[Catalog-sig] ANN: pythonpackages.com beta

Eric P. Mangold eric at teratorn.org
Thu Aug 2 02:48:18 CEST 2012


On Wed, Aug 01, 2012 at 02:19:52PM -0400, Alex Clark wrote:
> Hi
> 
> On 8/1/12 2:09 PM, Eric P. Mangold wrote:
> [snip]
> >>>
> >>>Debian et. all solve this with signed packages. I would be happy to download
> >>>Debian packages from http://pythonpackages.com all day long :)
> >>
> >>
> >>That's good to know, and probably I direction I'd like to head in.
> >>To be clear: I want to do any-useful-thing-I-can (within the
> >>ballpark) in order to start alleviating pain points for folks today.
> >
> >Cool,
> >
> >Well one thing would be to make all of your source code open-source, if that is not already the case(?)
> >
> >I can imagine wanting to run some pythonpackaging.com infrastructure outside of pythonpackages.com
> 
> 
> I <3 open source and it could happen, but it hasn't yet (for various
> reasons).

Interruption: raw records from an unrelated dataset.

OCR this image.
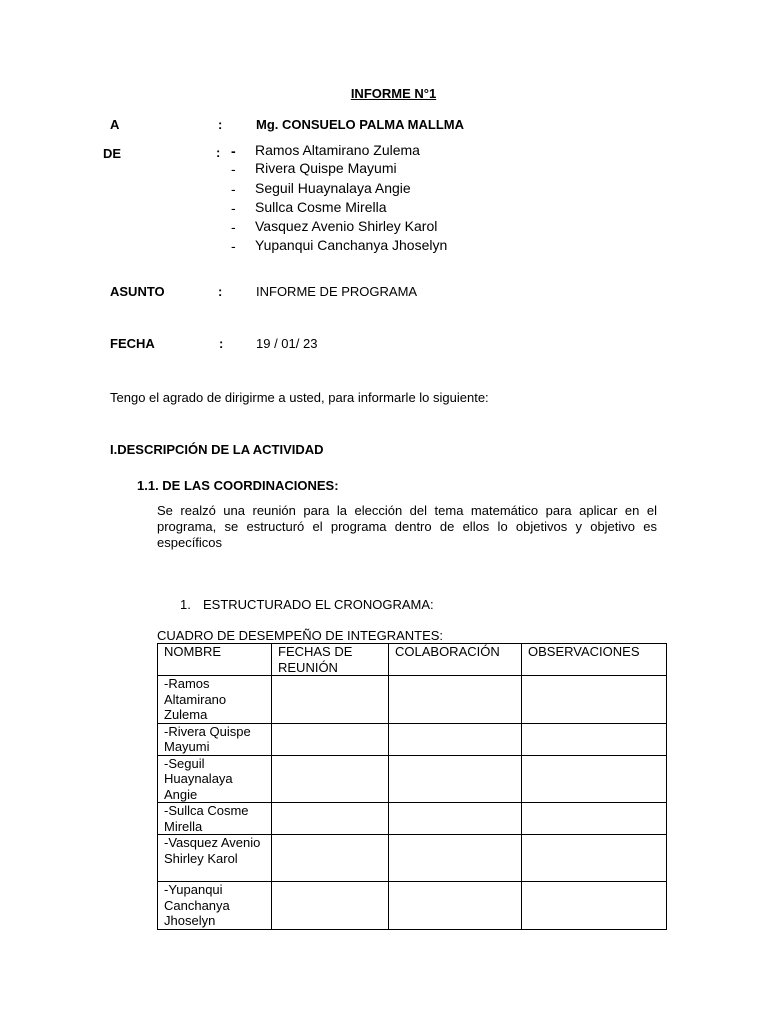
INFORME N°1
A	:	Mg. CONSUELO PALMA MALLMA
DE	: - Ramos Altamirano Zulema
- Rivera Quispe Mayumi
- Seguil Huaynalaya Angie
- Sullca Cosme Mirella
- Vasquez Avenio Shirley Karol
- Yupanqui Canchanya Jhoselyn
ASUNTO	:	INFORME DE PROGRAMA
FECHA	:	19 / 01/ 23
Tengo el agrado de dirigirme a usted, para informarle lo siguiente:
I.DESCRIPCIÓN DE LA ACTIVIDAD
1.1. DE LAS COORDINACIONES:
Se realzó una reunión para la elección del tema matemático para aplicar en el programa, se estructuró el programa dentro de ellos lo objetivos y objetivo es específicos
1. ESTRUCTURADO EL CRONOGRAMA:
CUADRO DE DESEMPEÑO DE INTEGRANTES:
NOMBRE	FECHAS DE REUNIÓN	COLABORACIÓN	OBSERVACIONES
-Ramos Altamirano Zulema			
-Rivera Quispe Mayumi			
-Seguil Huaynalaya Angie			
-Sullca Cosme Mirella			
-Vasquez Avenio Shirley Karol			
-Yupanqui Canchanya Jhoselyn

I have a FAQ about it here:
> 
> - http://docs.pythonpackages.com/en/latest/faq.html#is-pythonpackages-com-open-source
 
Well since you're a commercial service I can understand your reluctance. :)
 
> >>>Debian also rely upon trusted build machines. But they are a more-or-less open
> >>>organization with open review of what goes on.
> >>>
> >>>That said, I don't have a problem with people placing their trust in you. I don't
> >>>know you, and don't have any opinion on it to be honest. You're probably a good guy ;)
> >>>
> >>>I would suggest working toward BEING a better PyPI mirror. Build
> >>>the infrastructure necessary for people to publish python SOURCE packages,
> >>>as they are, to PyPI, to pythonpackages.com, etc. etc. There is a lot of value
> >>>to be added there.
> >>
> >>
> >>Actually I'm mostly relying on the crate.io project (Donald Stufft)
> >>for this. I don't want pythonpackages.com to be a PyPI mirror,
> >>because other people are already doing this. The only related
> >>feature I'm considering (because folks have asked for it) is private
> >>PyPIs (something like index.pythonpackages.com only persistent).
> >>
> >>
> >>>
> >>>Build tools to make python packaging easy. On your laptop. On the cloud. Wherever.
> >>>Open SOURCE is good like that.
> >>
> >>Indeed! Currently working on a Windows version of pythonpackages.com
> >>to build Windows binaries (currently it only builds on Ubuntu).
> >>
> >
> >The key point I was making was that SOURCE is good, because then it's not just "some cloud service"
> >that could be here today and gone tomorrow - It's actually something people can rely on moving
> >forward. (in addition to being a service you run).
> 
> 
> I don't disagree, but I'm also not convinced that it has to be that
> way to be successful.
> 

Well good luck with that. I think you should consider open-sourcing, and consider the on-prem market.
Given those two things, I could even imagine myself as a customer.